PDA

View Full Version : A script to filter an XML file.



musther
October 12th, 2007, 09:45 PM
I've got a large xml file containing TV listings for my mythtv box, and I want to filter it so I'm left with just the channels I recieve.

It's in this form:


<?xml version="1.0" encoding="ISO-8859-1"?>
<!DOCTYPE tv SYSTEM "xmltv.dtd">
<tv lots=of tags=which give=basic_info>

<channel id="1012.dvb.guide">
<display-name>Nat Geographic</display-name>
<icon src="http://********/epg/icons/national_geographic.jpg" />
</channel>

#There are lots of the above channel sections, and then lots of the following programme sections.

<programme channel="1021.dvb.guide" start="20071013003000 +1300" stop="20071013012500 +1300">
<title lang="eng">Sexiest Action Heroes</title>
<desc>They are our sexy heroes and hell-raisers, the lucsious victors and vixens who play by their own rules and always hold the winning hand - smashing a few skulls in the process.</desc>
<category>tvshow</category>
<category>Reality</category>
<rating system="SKY-NZ">
<value>R16</value>
</rating>
</programme>

</tv>

<!--
[{'rating': '6', 'description': 'So then there's a bunch of footer info.....

So we have the sections;


Header stuff

Channels

Programmes

Footer stuff

So basically what I need to do is, from this, construct another file which has the header, the channels I have, the programmes on the channels I have, and then the footer stuff.

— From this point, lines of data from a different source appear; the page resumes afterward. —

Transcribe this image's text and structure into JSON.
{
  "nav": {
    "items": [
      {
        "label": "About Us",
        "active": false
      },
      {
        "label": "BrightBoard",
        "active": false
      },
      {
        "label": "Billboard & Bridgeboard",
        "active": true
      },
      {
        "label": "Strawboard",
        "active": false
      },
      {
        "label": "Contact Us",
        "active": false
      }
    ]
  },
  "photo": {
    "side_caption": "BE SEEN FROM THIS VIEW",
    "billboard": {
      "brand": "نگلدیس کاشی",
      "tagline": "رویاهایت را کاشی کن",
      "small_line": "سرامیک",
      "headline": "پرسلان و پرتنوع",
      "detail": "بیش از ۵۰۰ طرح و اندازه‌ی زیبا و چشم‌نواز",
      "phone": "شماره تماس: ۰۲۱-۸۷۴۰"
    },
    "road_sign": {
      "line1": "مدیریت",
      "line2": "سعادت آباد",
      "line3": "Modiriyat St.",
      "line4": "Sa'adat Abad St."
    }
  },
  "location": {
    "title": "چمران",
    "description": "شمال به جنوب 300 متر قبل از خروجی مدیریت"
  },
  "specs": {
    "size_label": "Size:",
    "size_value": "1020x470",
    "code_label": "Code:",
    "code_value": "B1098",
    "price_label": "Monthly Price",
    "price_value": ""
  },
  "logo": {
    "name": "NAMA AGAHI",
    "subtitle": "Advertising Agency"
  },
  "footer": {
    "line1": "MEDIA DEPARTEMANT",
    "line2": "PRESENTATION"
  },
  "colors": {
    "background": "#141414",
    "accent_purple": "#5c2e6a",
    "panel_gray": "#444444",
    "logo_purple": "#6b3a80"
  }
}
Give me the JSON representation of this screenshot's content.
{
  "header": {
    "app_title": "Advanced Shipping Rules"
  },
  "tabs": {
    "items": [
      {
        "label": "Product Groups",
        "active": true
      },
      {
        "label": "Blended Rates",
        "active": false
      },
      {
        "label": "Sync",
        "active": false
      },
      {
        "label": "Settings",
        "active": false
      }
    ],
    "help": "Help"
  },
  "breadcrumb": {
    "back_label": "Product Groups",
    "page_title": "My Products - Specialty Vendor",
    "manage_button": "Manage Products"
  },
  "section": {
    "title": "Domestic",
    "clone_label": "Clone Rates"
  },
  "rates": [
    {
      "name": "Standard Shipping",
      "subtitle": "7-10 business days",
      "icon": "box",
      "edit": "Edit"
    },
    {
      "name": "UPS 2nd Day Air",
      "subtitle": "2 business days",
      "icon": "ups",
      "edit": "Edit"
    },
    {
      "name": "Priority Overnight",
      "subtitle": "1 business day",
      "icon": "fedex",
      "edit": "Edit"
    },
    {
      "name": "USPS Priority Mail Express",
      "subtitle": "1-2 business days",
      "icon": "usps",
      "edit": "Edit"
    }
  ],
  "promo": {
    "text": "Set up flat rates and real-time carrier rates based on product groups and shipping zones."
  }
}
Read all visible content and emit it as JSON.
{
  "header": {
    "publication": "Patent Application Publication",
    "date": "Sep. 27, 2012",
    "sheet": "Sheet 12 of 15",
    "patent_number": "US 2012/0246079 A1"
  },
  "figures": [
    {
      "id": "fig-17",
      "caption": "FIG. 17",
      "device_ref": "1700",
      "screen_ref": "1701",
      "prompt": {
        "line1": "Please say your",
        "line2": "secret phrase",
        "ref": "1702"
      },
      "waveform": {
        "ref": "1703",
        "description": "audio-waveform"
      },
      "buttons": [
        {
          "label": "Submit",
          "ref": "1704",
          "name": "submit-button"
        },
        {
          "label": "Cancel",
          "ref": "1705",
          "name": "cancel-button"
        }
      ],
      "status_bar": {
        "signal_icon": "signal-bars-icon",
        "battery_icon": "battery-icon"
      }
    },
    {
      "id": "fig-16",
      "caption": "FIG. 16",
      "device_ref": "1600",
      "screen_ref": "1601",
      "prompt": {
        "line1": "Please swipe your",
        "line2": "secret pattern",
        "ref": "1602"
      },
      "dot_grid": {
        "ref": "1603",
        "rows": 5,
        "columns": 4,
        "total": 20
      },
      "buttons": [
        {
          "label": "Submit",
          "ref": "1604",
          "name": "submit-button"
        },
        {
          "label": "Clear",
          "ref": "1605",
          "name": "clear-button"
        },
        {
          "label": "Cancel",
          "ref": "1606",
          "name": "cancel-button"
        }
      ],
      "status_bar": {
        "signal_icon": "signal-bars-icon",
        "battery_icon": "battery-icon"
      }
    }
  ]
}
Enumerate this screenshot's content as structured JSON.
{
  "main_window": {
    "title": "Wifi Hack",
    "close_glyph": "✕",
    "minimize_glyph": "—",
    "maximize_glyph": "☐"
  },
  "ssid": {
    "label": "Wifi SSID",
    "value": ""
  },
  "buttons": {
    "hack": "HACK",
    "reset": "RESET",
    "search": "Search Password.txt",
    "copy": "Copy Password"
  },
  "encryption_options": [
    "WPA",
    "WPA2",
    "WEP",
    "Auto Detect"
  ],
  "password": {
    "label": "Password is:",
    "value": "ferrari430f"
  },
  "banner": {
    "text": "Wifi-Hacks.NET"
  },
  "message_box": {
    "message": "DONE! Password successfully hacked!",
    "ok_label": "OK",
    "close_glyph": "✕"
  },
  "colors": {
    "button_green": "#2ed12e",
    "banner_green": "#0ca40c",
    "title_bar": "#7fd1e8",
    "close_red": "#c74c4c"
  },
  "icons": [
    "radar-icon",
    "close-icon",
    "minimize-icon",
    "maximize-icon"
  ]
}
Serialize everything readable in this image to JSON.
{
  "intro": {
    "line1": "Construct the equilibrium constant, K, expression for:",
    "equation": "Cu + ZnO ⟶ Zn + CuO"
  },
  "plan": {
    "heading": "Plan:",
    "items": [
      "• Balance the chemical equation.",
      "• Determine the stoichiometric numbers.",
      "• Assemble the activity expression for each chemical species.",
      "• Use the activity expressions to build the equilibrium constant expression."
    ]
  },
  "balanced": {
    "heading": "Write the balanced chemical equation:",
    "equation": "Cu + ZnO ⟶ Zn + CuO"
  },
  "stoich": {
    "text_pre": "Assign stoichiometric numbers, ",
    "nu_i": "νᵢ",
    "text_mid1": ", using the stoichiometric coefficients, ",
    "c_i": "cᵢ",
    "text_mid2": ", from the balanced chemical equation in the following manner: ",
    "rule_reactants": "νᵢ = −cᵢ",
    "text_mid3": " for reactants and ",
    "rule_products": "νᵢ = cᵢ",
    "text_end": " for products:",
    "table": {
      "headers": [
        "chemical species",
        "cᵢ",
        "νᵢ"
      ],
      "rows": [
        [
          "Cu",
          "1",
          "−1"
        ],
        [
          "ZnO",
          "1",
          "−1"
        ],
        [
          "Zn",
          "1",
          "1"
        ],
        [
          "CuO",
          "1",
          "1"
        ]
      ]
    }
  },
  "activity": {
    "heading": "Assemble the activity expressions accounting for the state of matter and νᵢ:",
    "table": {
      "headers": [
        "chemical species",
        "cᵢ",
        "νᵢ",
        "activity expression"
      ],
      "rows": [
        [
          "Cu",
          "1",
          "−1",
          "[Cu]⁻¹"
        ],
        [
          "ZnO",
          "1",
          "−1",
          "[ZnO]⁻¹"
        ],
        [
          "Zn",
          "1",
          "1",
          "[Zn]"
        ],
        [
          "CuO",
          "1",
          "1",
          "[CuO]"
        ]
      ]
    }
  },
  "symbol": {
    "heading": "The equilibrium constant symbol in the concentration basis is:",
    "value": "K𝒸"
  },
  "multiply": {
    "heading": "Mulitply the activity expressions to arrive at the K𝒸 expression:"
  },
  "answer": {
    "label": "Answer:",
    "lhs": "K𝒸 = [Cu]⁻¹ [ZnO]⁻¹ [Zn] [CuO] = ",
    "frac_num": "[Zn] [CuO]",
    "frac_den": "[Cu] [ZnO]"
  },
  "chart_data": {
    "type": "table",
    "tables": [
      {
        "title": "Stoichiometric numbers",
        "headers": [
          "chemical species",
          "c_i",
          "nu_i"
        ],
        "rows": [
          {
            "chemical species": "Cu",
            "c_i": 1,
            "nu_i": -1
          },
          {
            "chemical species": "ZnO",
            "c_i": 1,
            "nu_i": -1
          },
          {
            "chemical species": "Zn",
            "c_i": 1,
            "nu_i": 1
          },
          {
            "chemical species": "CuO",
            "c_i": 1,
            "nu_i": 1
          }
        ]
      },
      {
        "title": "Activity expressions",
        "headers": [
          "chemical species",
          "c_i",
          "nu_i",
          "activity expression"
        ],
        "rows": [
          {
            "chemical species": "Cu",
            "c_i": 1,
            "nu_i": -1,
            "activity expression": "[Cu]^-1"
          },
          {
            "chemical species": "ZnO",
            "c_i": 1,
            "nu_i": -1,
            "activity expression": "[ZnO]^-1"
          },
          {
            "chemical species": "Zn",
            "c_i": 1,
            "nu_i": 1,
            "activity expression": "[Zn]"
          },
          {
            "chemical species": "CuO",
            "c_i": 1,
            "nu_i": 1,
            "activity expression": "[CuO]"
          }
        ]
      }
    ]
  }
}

The difficult bit (as far as my bash text processing skills go) is filtering the channels and programmes. I figure I'll put the channel ID's of the channels I want in a list in a file, from which the script can get them, then I suppose the best way would be to strip everything which doesn't match, so while I'll end up doing is:

Find a text string which goes:


<channel id="$i">******</channel>

and if $i isn't in the list, remove it, then do the same kind of thing for the programme entries.

thomasaaron
October 12th, 2007, 10:08 PM
Doing that in Bash is probably going to be more trouble than it is worth.

Python has a couple of xml modules that will let you do this with a couple dozen lines of code.

Here is a tutorial on how to use on of them:
http://pyxml.sourceforge.net/topics/

Wybiral
October 12th, 2007, 11:06 PM
I wouldn't do this in BASH either. There is another good Python module designed to read feeds: http://feedparser.org/

EDIT:

Just noticed you didn't mention feed (I thought you did for some odd reason) and for plain XML there are several good parsers in Python.

pmasiar
October 14th, 2007, 09:09 PM
ElementTree is excellent Python library for parsing XML. lightyears ahead of anything else I used. Whole tree is parsed into dict of dicts.

musther
October 15th, 2007, 12:27 AM
Thank you, and thanks also to linuxquestions.org I've got a python and perl script which do the job nicely.

Now, which to use? :-)

Thanks again.

pmasiar
October 15th, 2007, 04:02 AM
I am not sure I understand: what is your question? You have two scripts and cannot decide which one to use? Which one you like more?

musther
October 15th, 2007, 04:10 AM
I'm sorry, I didn't mean to mislead you, I was just joking about the two scripts. But, if you're interested, I'm using the python as I'm busy learning it at the moment anyway.

Sorry about the misunderstanding :-)

pmasiar
October 15th, 2007, 01:10 PM
OK no problem. I was not sure if you have more questions or if you are all set. Some people mark thread [Solved] when done.

I bet that Python version is simpler to comprehend. :-)